Second division Fulham provided the opponents in the final and Lyall and the more experienced players like Billy Bonds, Trevor Brooking and Frank Lampard were determined to play the excitement down as Tayor recalls.
“I remember we left Upton Park on the Wednesday and stayed in a hotel until the day of the match and that kept us away from all the media and build-up to the game.
“The final was always a great occasion and in those days it was the only club game live on the TV and the build-up started from about eight in the morning.
“There were cameras on the coach as we went to the ground, but it wasn’t until we were inside Wembley and we saw all the West Ham fans that I felt nervous.”
Alec Stock’s Fulham had Bobby Moore and Alan Mullery in their ranks and it was they who had the better of a goalless first half at Wembley.
“John said at half time just play as you are and it will come good and once we got in front in the second half there was only going to be one winner,” said Taylor.
He was the one who turned the tide, taking advantage of slips by Fulham keeper Peter Mellor to score two goals.
“They say that Mellor made mistakes on the day, but I still had to be in the right positions to take advantage, that was what I was good at,” he said.
It was an amazing transformation from Rochdale to match-winner at Wembley.
“I will never forget that day and it was also special to step on to the same pitch as Bobby Moore,” he said.
“I will always remember him coming up to me after the match and saying ‘well played, Alan,’ that meant so much to me and showed what a great man he was.”
Taylor helped West Ham to reach the European Cup Winners Cup final the following season, losing to Anderecht in the final, before he left for Norwich City in 1979.
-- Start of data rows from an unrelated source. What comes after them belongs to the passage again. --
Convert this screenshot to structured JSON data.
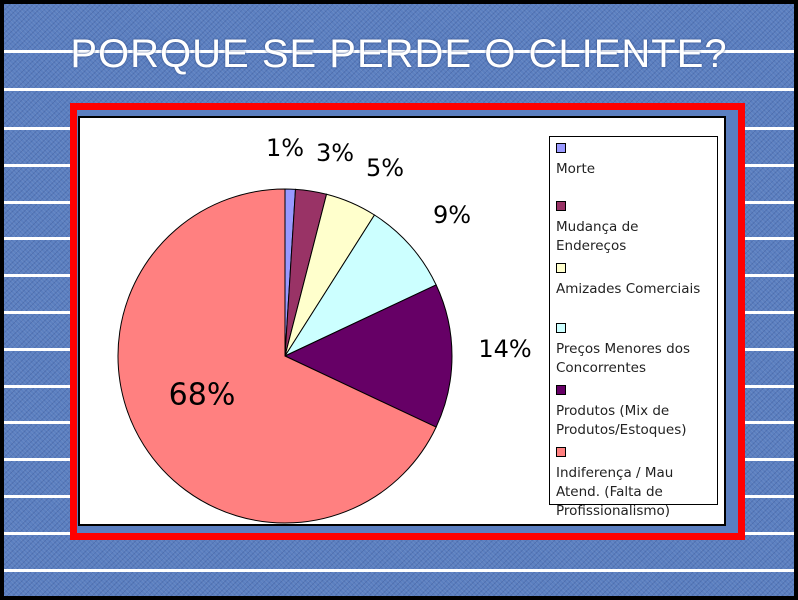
{
  "title": "PORQUE SE PERDE O CLIENTE?",
  "chart_data": {
    "type": "pie",
    "title": "",
    "start_angle": "top",
    "direction": "clockwise",
    "legend_placement": "right",
    "slices": [
      {
        "label": "Morte",
        "value": 1,
        "data_label": "1%",
        "color": "#9999ff"
      },
      {
        "label": "Mudança de Endereços",
        "value": 3,
        "data_label": "3%",
        "color": "#993366"
      },
      {
        "label": "Amizades Comerciais",
        "value": 5,
        "data_label": "5%",
        "color": "#ffffcc"
      },
      {
        "label": "Preços Menores dos Concorrentes",
        "value": 9,
        "data_label": "9%",
        "color": "#ccffff"
      },
      {
        "label": "Produtos (Mix de Produtos/Estoques)",
        "value": 14,
        "data_label": "14%",
        "color": "#660066"
      },
      {
        "label": "Indiferença / Mau Atend.  (Falta de Profissionalismo)",
        "value": 68,
        "data_label": "68%",
        "color": "#ff8080"
      }
    ]
  }
}
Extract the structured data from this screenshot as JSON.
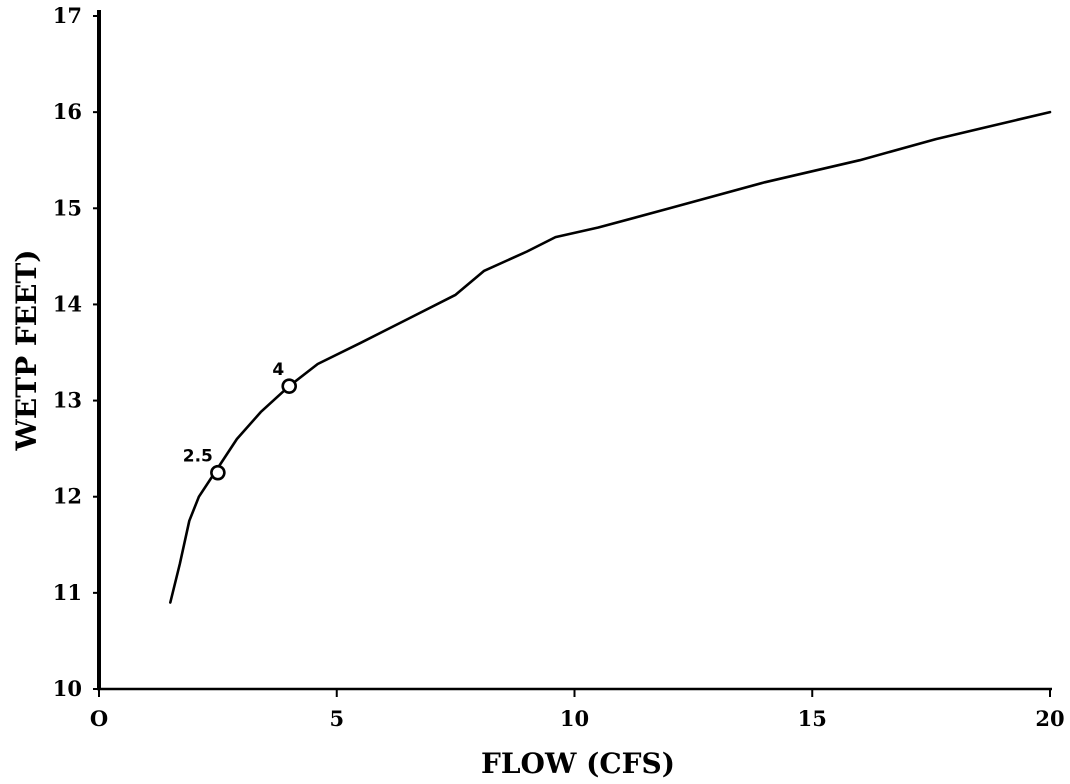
{
  "chart_data": {
    "type": "line",
    "title": "",
    "xlabel": "FLOW (CFS)",
    "ylabel": "WETP FEET)",
    "xlim": [
      0,
      20
    ],
    "ylim": [
      10,
      17
    ],
    "x_ticks": [
      0,
      5,
      10,
      15,
      20
    ],
    "x_tick_labels": [
      "O",
      "5",
      "10",
      "15",
      "20"
    ],
    "y_ticks": [
      10,
      11,
      12,
      13,
      14,
      15,
      16,
      17
    ],
    "y_tick_labels": [
      "10",
      "11",
      "12",
      "13",
      "14",
      "15",
      "16",
      "17"
    ],
    "grid": false,
    "series": [
      {
        "x": [
          1.5,
          1.7,
          1.9,
          2.1,
          2.5,
          2.9,
          3.4,
          4.0,
          4.6,
          5.5,
          6.5,
          7.5,
          8.1,
          9.0,
          9.6,
          10.5,
          12.0,
          14.0,
          16.0,
          17.6,
          20.0
        ],
        "y": [
          10.9,
          11.3,
          11.75,
          12.0,
          12.3,
          12.6,
          12.88,
          13.15,
          13.38,
          13.6,
          13.85,
          14.1,
          14.35,
          14.55,
          14.7,
          14.8,
          15.0,
          15.27,
          15.5,
          15.72,
          16.0
        ]
      }
    ],
    "annotations": [
      {
        "label": "2.5",
        "x": 2.5,
        "y": 12.25
      },
      {
        "label": "4",
        "x": 4.0,
        "y": 13.15
      }
    ]
  }
}
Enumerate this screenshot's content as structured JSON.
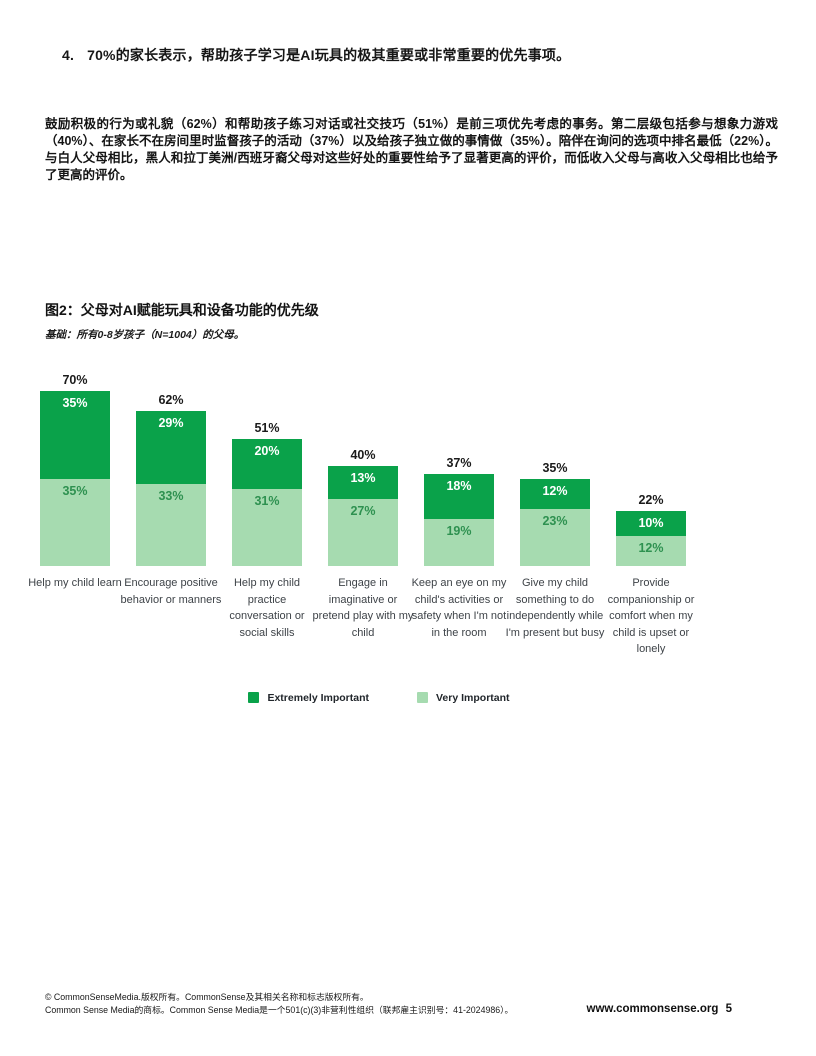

He had a spell with Vancouver Whitecaps as well, but it will be his time at West Ham that he will be forever remembered for.
“Looking back, my time at West Ham was certainly the finest part of my career,” he said.
“Coming from playing in front of 1,500 people at Rochdale and then playing in the cup final was something I could only dream of and I managed to do it.”
Even at a sprightly 66, Taylor still keeps active. He had just managed an hour and a half walk before speaking to me on the phone as he struggles with the current lockdown.
He had a newsagents in Norwich for 16 years and now helps out another newsagent with the early morning papers three days a week.
He also works as a pallbearer at a local funeral directors.
“I like to keep active and I wouldn’t want to slow my wife down, she is always still on the go.”
It was 45 years ago, but Alan Taylor is still every inch the West Ham hero.